He had a full beard and hair that looked as if it had been chewed off rather than cut, skin the color and texture of fine undyed leather, and a few scattered tattoos.  One of them consisted of a much scarred logo with the words “Barons” and “Earth” above and below.  He wore an old but well washed t-shirt of undefinable color, ancient jeans and a coarse belt upon which hung a sheathed hunting knife.  A waiter arrived with bread, and my companion drew his knife and stuck it into the wooden table, turned to face me and said, “Rick.”

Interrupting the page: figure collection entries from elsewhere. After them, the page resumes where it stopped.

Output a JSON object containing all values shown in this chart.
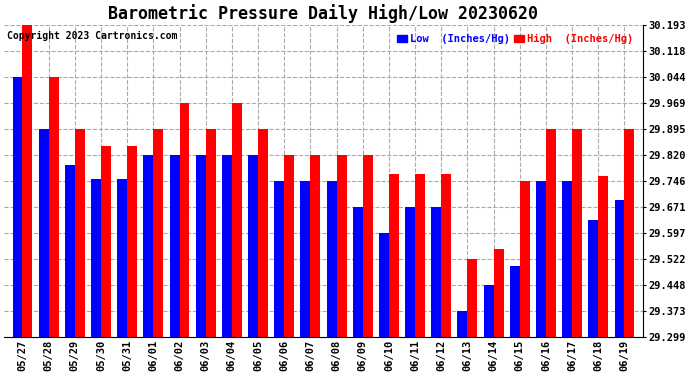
{
  "title": "Barometric Pressure Daily High/Low 20230620",
  "copyright": "Copyright 2023 Cartronics.com",
  "legend_low": "Low  (Inches/Hg)",
  "legend_high": "High  (Inches/Hg)",
  "dates": [
    "05/27",
    "05/28",
    "05/29",
    "05/30",
    "05/31",
    "06/01",
    "06/02",
    "06/03",
    "06/04",
    "06/05",
    "06/06",
    "06/07",
    "06/08",
    "06/09",
    "06/10",
    "06/11",
    "06/12",
    "06/13",
    "06/14",
    "06/15",
    "06/16",
    "06/17",
    "06/18",
    "06/19"
  ],
  "high_values": [
    30.193,
    30.044,
    29.895,
    29.846,
    29.846,
    29.895,
    29.969,
    29.895,
    29.969,
    29.895,
    29.82,
    29.82,
    29.82,
    29.82,
    29.766,
    29.766,
    29.766,
    29.522,
    29.55,
    29.746,
    29.895,
    29.895,
    29.76,
    29.895
  ],
  "low_values": [
    30.044,
    29.895,
    29.79,
    29.75,
    29.75,
    29.82,
    29.82,
    29.82,
    29.82,
    29.82,
    29.746,
    29.746,
    29.746,
    29.671,
    29.597,
    29.671,
    29.671,
    29.373,
    29.448,
    29.503,
    29.746,
    29.746,
    29.634,
    29.69
  ],
  "ylim_min": 29.299,
  "ylim_max": 30.193,
  "yticks": [
    29.299,
    29.373,
    29.448,
    29.522,
    29.597,
    29.671,
    29.746,
    29.82,
    29.895,
    29.969,
    30.044,
    30.118,
    30.193
  ],
  "bar_width": 0.38,
  "low_color": "#0000ff",
  "high_color": "#ff0000",
  "bg_color": "#ffffff",
  "grid_color": "#aaaaaa",
  "title_fontsize": 12,
  "label_fontsize": 7.5,
  "tick_fontsize": 7.5,
  "copyright_fontsize": 7
}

In precisely the same way as one reflexively bows in response to a newly introduced Japanese person, I pulled out my own knife, stuck it next to his, and said, “Mike.”  Rick nodded, and we ate breakfast.  That no one on the ship’s crew seemed to find this odd boded well, I thought, for the journey.

I still have that knife, it’s edge still chipped where Rick and I settled an argument about whose knife was made of the harder steel.  I have rarely met a man of such imminent power who nevertheless had the charisma to evoke trust rather than fear.  I have no doubt that he was capable of brutal violence, but there always seemed clear parameters bounding that capability, and he seemed an excellent judge of exactly where those parameters were with regard to any situation.

Once, another passenger, a young, undisciplined toff of a lad had been caught stealing.  The crew had cornered him on the deck, and he had pulled a knife to fend them off.  At a certain point, Rick tired of the melodrama, and simply went up and took the knife away, shaking his head at the amateurism of it all.

As near as I could ascertain, he was originally in Europe on some dubious enterprise which fell through.  He had shrugged it off, and embarked on a purposely undefinable quest for fortune and sustenance. I imagined men and women like him piercing the uncharted wilderness down through the mangled trails of history.  We no doubt owe their kind much that is both joyous and horrific in our culture.

We parted ways somewhere near a goat cave we were using for shelter on Tenerife.  I like to think he still plies the waves of fate, somewhere in that great trackless frontier that is his personal adventure.  But I have a feeling he died long ago, blown away like the great gust of wind that was his life.